Most readmissions aren't linked to suboptimal care, study finds

A large number of 30-day readmissions are not caused by poor-quality care but are instead related to mental health, substance abuse or homelessness, according to a study published in JAMA Surgery.

Researchers in Seattle examined one year's worth of readmissions data from a Level I trauma center and safety-net hospital. Among 2,100 discharges, 173 patients were readmitted to the hospital.

Almost one-third of those readmissions fell into two groups: injection drug users who were readmitted for infections at new sites (29 patients, or 17 percent of readmissions) and people with lack of adequate social support, leading to issues around discharge and follow-up process (25 patients, or 14.5 percent of readmissions).

Other causes of readmission were:

  • Infections not detectable during index readmission (23 patients, 13 percent)
  • Illness related to injury or condition (16 patients, 9 percent)
  • Preventable complication of care (16 patients, 9 percent)
  • Deterioration of medical conditions (two patients, 1 percent)

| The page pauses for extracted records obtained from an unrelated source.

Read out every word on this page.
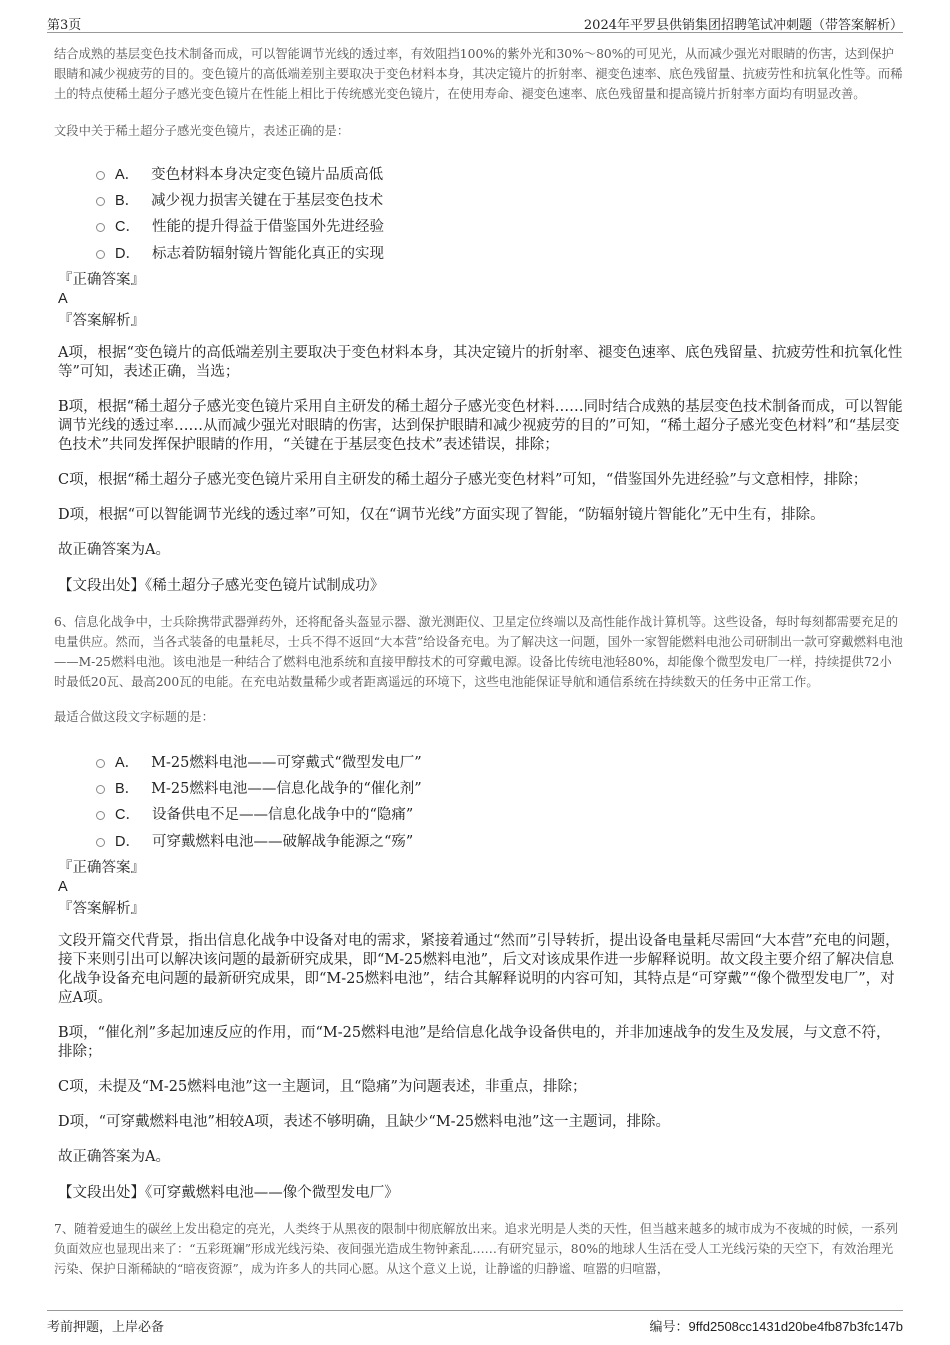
第3页	2024年平罗县供销集团招聘笔试冲刺题（带答案解析）

结合成熟的基层变色技术制备而成，可以智能调节光线的透过率，有效阻挡100%的紫外光和30%～80%的可见光，从而减少强光对眼睛的伤害，达到保护眼睛和减少视疲劳的目的。变色镜片的高低端差别主要取决于变色材料本身，其决定镜片的折射率、褪变色速率、底色残留量、抗疲劳性和抗氧化性等。而稀土的特点使稀土超分子感光变色镜片在性能上相比于传统感光变色镜片，在使用寿命、褪变色速率、底色残留量和提高镜片折射率方面均有明显改善。

文段中关于稀土超分子感光变色镜片，表述正确的是：

A． 变色材料本身决定变色镜片品质高低
B． 减少视力损害关键在于基层变色技术
C． 性能的提升得益于借鉴国外先进经验
D． 标志着防辐射镜片智能化真正的实现
『正确答案』
A
『答案解析』

A项，根据“变色镜片的高低端差别主要取决于变色材料本身，其决定镜片的折射率、褪变色速率、底色残留量、抗疲劳性和抗氧化性等”可知，表述正确，当选；

B项，根据“稀土超分子感光变色镜片采用自主研发的稀土超分子感光变色材料……同时结合成熟的基层变色技术制备而成，可以智能调节光线的透过率……从而减少强光对眼睛的伤害，达到保护眼睛和减少视疲劳的目的”可知，“稀土超分子感光变色材料”和“基层变色技术”共同发挥保护眼睛的作用，“关键在于基层变色技术”表述错误，排除；

C项，根据“稀土超分子感光变色镜片采用自主研发的稀土超分子感光变色材料”可知，“借鉴国外先进经验”与文意相悖，排除；

D项，根据“可以智能调节光线的透过率”可知，仅在“调节光线”方面实现了智能，“防辐射镜片智能化”无中生有，排除。

故正确答案为A。

【文段出处】《稀土超分子感光变色镜片试制成功》

6、信息化战争中，士兵除携带武器弹药外，还将配备头盔显示器、激光测距仪、卫星定位终端以及高性能作战计算机等。这些设备，每时每刻都需要充足的电量供应。然而，当各式装备的电量耗尽，士兵不得不返回“大本营”给设备充电。为了解决这一问题，国外一家智能燃料电池公司研制出一款可穿戴燃料电池——M-25燃料电池。该电池是一种结合了燃料电池系统和直接甲醇技术的可穿戴电源。设备比传统电池轻80%，却能像个微型发电厂一样，持续提供72小时最低20瓦、最高200瓦的电能。在充电站数量稀少或者距离遥远的环境下，这些电池能保证导航和通信系统在持续数天的任务中正常工作。

最适合做这段文字标题的是：

A． M-25燃料电池——可穿戴式“微型发电厂”
B． M-25燃料电池——信息化战争的“催化剂”
C． 设备供电不足——信息化战争中的“隐痛”
D． 可穿戴燃料电池——破解战争能源之“殇”
『正确答案』
A
『答案解析』

文段开篇交代背景，指出信息化战争中设备对电的需求，紧接着通过“然而”引导转折，提出设备电量耗尽需回“大本营”充电的问题，接下来则引出可以解决该问题的最新研究成果，即“M-25燃料电池”，后文对该成果作进一步解释说明。故文段主要介绍了解决信息化战争设备充电问题的最新研究成果，即“M-25燃料电池”，结合其解释说明的内容可知，其特点是“可穿戴”“像个微型发电厂”，对应A项。

B项，“催化剂”多起加速反应的作用，而“M-25燃料电池”是给信息化战争设备供电的，并非加速战争的发生及发展，与文意不符，排除；

C项，未提及“M-25燃料电池”这一主题词，且“隐痛”为问题表述，非重点，排除；

D项，“可穿戴燃料电池”相较A项，表述不够明确，且缺少“M-25燃料电池”这一主题词，排除。

故正确答案为A。

【文段出处】《可穿戴燃料电池——像个微型发电厂》

7、随着爱迪生的碳丝上发出稳定的亮光，人类终于从黑夜的限制中彻底解放出来。追求光明是人类的天性，但当越来越多的城市成为不夜城的时候，一系列负面效应也显现出来了：“五彩斑斓”形成光线污染、夜间强光造成生物钟紊乱……有研究显示，80%的地球人生活在受人工光线污染的天空下，有效治理光污染、保护日渐稀缺的“暗夜资源”，成为许多人的共同心愿。从这个意义上说，让静谧的归静谧、喧嚣的归喧嚣，

考前押题，上岸必备	编号：9ffd2508cc1431d20be4fb87b3fc147b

"Many cases of readmissions may truly be unavoidable in current paradigms of care because we found socially fragile populations to be at as high risk as those that are medically fragile," the study authors wrote. "A large number of readmissions were not owing to suboptimal medical care delivered at the index admission…but many were owing to confounding issues of mental health, substance abuse or homelessness, issues that require more intense in-hospital and postdischarge social support than most hospitals…can currently provide."

This isn't the first study that has called the usefulness of using readmissions as a quality metric into question. For instance, research published last fall in JAMA Internal Medicine noted that penalties in the Hospital Readmission Reduction Program unfairly punish hospitals that provide care for more vulnerable patients.

"Perhaps with yet another article questioning the role of 30-day readmissions, we should focus our attention on finding better markers of surgical quality," two physicians wrote in invited commentary in JAMA Surgery.